I’m getting some pretty mean error on division. Is this representative of the real device or just a weirdness in deviceemu? The CUDA manual says I should have pretty much none.
a = 3.5637338457619299
b = 9.3451182258927847
deviceemu a/b = 0.38134709000587463
gdb (on cpu) a/b = 0.38134711189504172
You can debug binaries built with -deviceemu like you would any other GDB application.
So something like (comments in parenthesis):
break gpu_function (break at entry to gpu function)
r (run)
list (multiple times perhaps, to see interesting code)
b 123 (break at interesting line of current file)
c (continue)
p variable (print variable values)
I have the same problem with double precision. I compile with sm_13 and I have a GTX280. On device there are erroneous results but if emulated there are no errors. There’s an example of my output.

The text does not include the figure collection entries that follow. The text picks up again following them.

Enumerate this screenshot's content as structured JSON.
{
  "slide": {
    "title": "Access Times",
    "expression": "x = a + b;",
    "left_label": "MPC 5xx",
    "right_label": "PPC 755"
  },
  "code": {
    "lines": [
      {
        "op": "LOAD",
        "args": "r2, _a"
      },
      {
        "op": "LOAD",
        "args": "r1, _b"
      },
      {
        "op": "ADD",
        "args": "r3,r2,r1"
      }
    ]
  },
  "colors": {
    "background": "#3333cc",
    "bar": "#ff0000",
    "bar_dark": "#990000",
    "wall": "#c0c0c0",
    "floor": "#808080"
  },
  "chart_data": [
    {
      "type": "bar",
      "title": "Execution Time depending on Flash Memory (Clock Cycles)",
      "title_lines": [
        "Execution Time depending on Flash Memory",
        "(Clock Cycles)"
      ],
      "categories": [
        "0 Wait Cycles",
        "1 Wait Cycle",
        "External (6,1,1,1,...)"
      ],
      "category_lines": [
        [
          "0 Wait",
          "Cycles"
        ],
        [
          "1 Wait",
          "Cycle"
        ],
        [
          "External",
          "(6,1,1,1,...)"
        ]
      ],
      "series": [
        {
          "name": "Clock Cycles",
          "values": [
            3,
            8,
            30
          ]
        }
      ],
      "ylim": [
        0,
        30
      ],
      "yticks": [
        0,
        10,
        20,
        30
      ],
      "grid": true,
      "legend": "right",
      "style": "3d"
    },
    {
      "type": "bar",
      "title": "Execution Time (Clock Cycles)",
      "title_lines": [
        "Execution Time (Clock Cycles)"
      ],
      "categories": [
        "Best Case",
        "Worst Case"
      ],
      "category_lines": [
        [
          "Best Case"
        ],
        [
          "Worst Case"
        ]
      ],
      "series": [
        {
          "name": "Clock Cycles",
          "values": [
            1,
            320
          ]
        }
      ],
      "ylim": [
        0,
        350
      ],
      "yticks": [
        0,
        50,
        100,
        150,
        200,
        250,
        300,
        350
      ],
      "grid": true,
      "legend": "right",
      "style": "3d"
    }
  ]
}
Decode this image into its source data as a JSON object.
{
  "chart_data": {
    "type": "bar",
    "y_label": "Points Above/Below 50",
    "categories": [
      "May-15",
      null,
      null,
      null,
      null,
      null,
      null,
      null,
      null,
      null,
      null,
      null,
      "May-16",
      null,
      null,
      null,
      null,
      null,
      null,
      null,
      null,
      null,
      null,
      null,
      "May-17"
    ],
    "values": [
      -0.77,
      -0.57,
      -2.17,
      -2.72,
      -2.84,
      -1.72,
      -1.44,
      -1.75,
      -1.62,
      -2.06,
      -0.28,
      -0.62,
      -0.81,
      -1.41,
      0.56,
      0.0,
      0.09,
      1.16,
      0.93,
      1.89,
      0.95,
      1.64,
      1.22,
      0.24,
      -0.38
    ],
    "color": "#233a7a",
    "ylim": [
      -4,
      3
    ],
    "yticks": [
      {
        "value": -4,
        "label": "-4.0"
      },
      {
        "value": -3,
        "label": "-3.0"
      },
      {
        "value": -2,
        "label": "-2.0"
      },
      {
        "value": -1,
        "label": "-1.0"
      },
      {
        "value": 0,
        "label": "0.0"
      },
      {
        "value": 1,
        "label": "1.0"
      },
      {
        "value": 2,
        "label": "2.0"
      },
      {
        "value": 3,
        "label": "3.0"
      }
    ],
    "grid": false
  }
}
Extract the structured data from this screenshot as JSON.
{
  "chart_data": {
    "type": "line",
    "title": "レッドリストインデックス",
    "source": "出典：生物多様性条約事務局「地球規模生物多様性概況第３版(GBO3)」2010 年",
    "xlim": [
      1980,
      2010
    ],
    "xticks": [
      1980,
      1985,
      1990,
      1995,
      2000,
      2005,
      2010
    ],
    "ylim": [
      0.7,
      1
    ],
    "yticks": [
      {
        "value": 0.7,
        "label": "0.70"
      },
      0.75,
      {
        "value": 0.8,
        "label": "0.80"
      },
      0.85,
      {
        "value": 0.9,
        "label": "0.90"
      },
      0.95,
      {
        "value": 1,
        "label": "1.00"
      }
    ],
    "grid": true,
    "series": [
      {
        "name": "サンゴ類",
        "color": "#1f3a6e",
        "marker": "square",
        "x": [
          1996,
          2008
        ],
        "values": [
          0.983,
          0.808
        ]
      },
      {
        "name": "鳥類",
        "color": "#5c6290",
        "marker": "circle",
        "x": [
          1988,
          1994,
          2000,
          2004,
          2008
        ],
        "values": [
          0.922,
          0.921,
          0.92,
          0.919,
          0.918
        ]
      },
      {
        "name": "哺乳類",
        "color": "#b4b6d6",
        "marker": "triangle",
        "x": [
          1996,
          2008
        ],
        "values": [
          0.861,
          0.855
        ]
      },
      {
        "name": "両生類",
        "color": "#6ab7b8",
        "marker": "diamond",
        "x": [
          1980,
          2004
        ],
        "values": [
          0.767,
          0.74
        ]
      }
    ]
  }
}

First row is index of matrix, second one is GPU, third one is CPU.
The deviation in your results are down at about the 16th digit. IEEE double precision uses 53bits for the fractional component of the number. That means you have roughly log10(2^53) or 15.955 digits of fractional accuracy before you would expect to see deviations between results computed on different IEEE-754 compliant machines.
I would put your results in the “perfectly acceptable” category. The original posters’ results, however, are clearly something different.